Connectivity and communications in IoT applications represent major challenges in the design and implementation of IoT-based systems. Fortunately, it seems that a wide array of solutions are on the horizons the meet cost, range, and power consumption requirements. Check out today’s IoT communications roundup to see what’s currently out there.
u-blox Focuses on Global Coverage
The SARA‑R410M‑02B, from u-blox, was recently announced to be available for commercial release. It is an LTE module designed to work globally with only one piece of hardware and firmware that can manage all configurations. The module can connect to 16 bands via LTE Cat M1, EGPRS, and LTE Cat NB1, which u-blox added to the SARA family in July of last year.
Rules can be implemented on the module to restrict which modes it can connect with. It’s a low-powered device, can receive updates for its firmware through LWM2M and uFOTA, and is capable of connecting in challenging environments such as inside buildings, in basements, and underground (in NB1 mode).

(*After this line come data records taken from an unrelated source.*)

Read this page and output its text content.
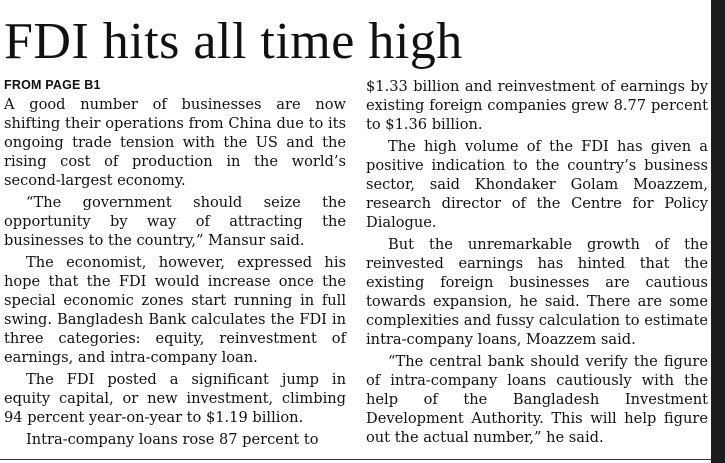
FDI hits all time high
FROM PAGE B1

A good number of businesses are now shifting their operations from China due to its ongoing trade tension with the US and the rising cost of production in the world’s second-largest economy.

“The government should seize the opportunity by way of attracting the businesses to the country,” Mansur said.

The economist, however, expressed his hope that the FDI would increase once the special economic zones start running in full swing. Bangladesh Bank calculates the FDI in three categories: equity, reinvestment of earnings, and intra-company loan.

The FDI posted a significant jump in equity capital, or new investment, climbing 94 percent year-on-year to $1.19 billion.

Intra-company loans rose 87 percent to

$1.33 billion and reinvestment of earnings by existing foreign companies grew 8.77 percent to $1.36 billion.

The high volume of the FDI has given a positive indication to the country’s business sector, said Khondaker Golam Moazzem, research director of the Centre for Policy Dialogue.

But the unremarkable growth of the reinvested earnings has hinted that the existing foreign businesses are cautious towards expansion, he said. There are some complexities and fussy calculation to estimate intra-company loans, Moazzem said.

“The central bank should verify the figure of intra-company loans cautiously with the help of the Bangladesh Investment Development Authority. This will help figure out the actual number,” he said.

u-blox envisions their module being used in smart cities, agriculture, building health monitoring, and health applications.
Image courtesy of u-blox.
Last year, the SARA-410M supplanted the SARA-R404M as their smallest module. But u-blox and competitors push onwards to create ever-smaller versions of their modules.
As competition grows (and module sizes shrink), the claims seem to get more specific. In January, u-blox announced the SARA-R412M, "the world's smallest LTE Cat M1 and NB-IoT multi-mode module with quad-band 2G fallback". NB-IoT is a cellular network based communication protocol. The press release on the SARA-R412M stated, "Measuring just 16 x 26 mm, the module is the world’s smallest to provide both LTE and quad‑band EGPRS support in a single design."
Murata, for their part, made a claim in February for the "world's smallest and lowest power LTE-M1/NB1 IoT solution" in February with their announcement of their Type 1SC module, developed in partnership with Altair's ALT1250 chipset and STMicroelectronics STM32 and ST33 Secure MCUs. The 1SC is reportedly 11.1x11.4x1.4 mm. It will be interesting to see the continuing trend of shrinking module sizes as their functionalities continue to become more specialized.
Image courtesy of Murata.
The list of Verizon's approved LTE Cat-M1 modules has been growing—presently over 100 modules from over 15 manufacturers (including Telit, LG, Huawei, and Gemalto) qualify.
STMicroelectronics and Jorjin Technologies Partner Up
A new Sigfox IoT module has been made possible through a partnership between STMicroelectronics and Jorjin Technologies.
To the device, Jorjin Technologies brings their WS211x Sigfox/BLE module which features the STMicroelectronics BlueNRG-1 BLE SoC, and the S2-LP sub-1GHz RF transceiver.
The WS211x Sigfox/BLE module’s USA version (the WS2119-A0) features a Cortex-M0 32-bit microcontroller, 24kb RAM, a low power range between 2.0-3.6 V, built-in DC-DC converter, +8dBm BLE and +27dBm sub-1GHz RF output power, and receiver sensitivity from -88dBm BLE and -130dBm sub-1GHz.
The module targets low-powered IoT devices powered by coin-cell batteries or through energy-harvesting (such as solar).
Image courtesy of STMicroelectronics.
Arduino Releases Two New Connectivity Boards on Arduino Day
Arduino Day is held every year on May 12th in celebration of the popular maker board—however, their most recent most recent announcement on this celebratory day of two connectivity boards was delivered with industrial applications in mind, too. The MKR WiFi 1010 and the MRK NB 1500 boards both address the challenges of connectivity on IoT devices.
The MKR Wi-Fi 1010 board is low powered Wi-Fi module that runs on an ESP32 SoC. The ESP32, produced by Expressif, is Wi-Fi and Bluetooth capable (2.4GHz), SPI/SDIO and I2C/UART interfacing, built-in antenna switches, power amplifier, low noise receive amplifier, RF balun, filters, and power management. It’s low powered, consuming 240 mA at maximum during transmission, and is suitable for temperature ranges between -40 F to 257 F.
Arduino has also added its own open-source Wi-Fi firmware so that the device is upgradable (particularly important for security updates), and also features an additional ARM chip along with the ESP32. Finally, the board also features a Microchip ECC508 authentication module to secure network communication.
The MKR NB 1500 (top) and the MKR Wi-Fi 1010 (bottom). Images courtesy of Arduino.
The MKR NB 1500 takes a different approach, instead focusing on narrowband-IoT (NB-IoT) communications using low power while still achieving high range and speed of communication. The MKR NB 1500 is also low-powered and envisioned by Arduino to be used in IoT applications requiring remote access and monitoring. It’s also compatible with cellular networks globally.
Both boards are compatible with the Arduino ecosystem including the Uno and Mega boards. This could open interesting new options for prototyping or deployment in industrial IoT.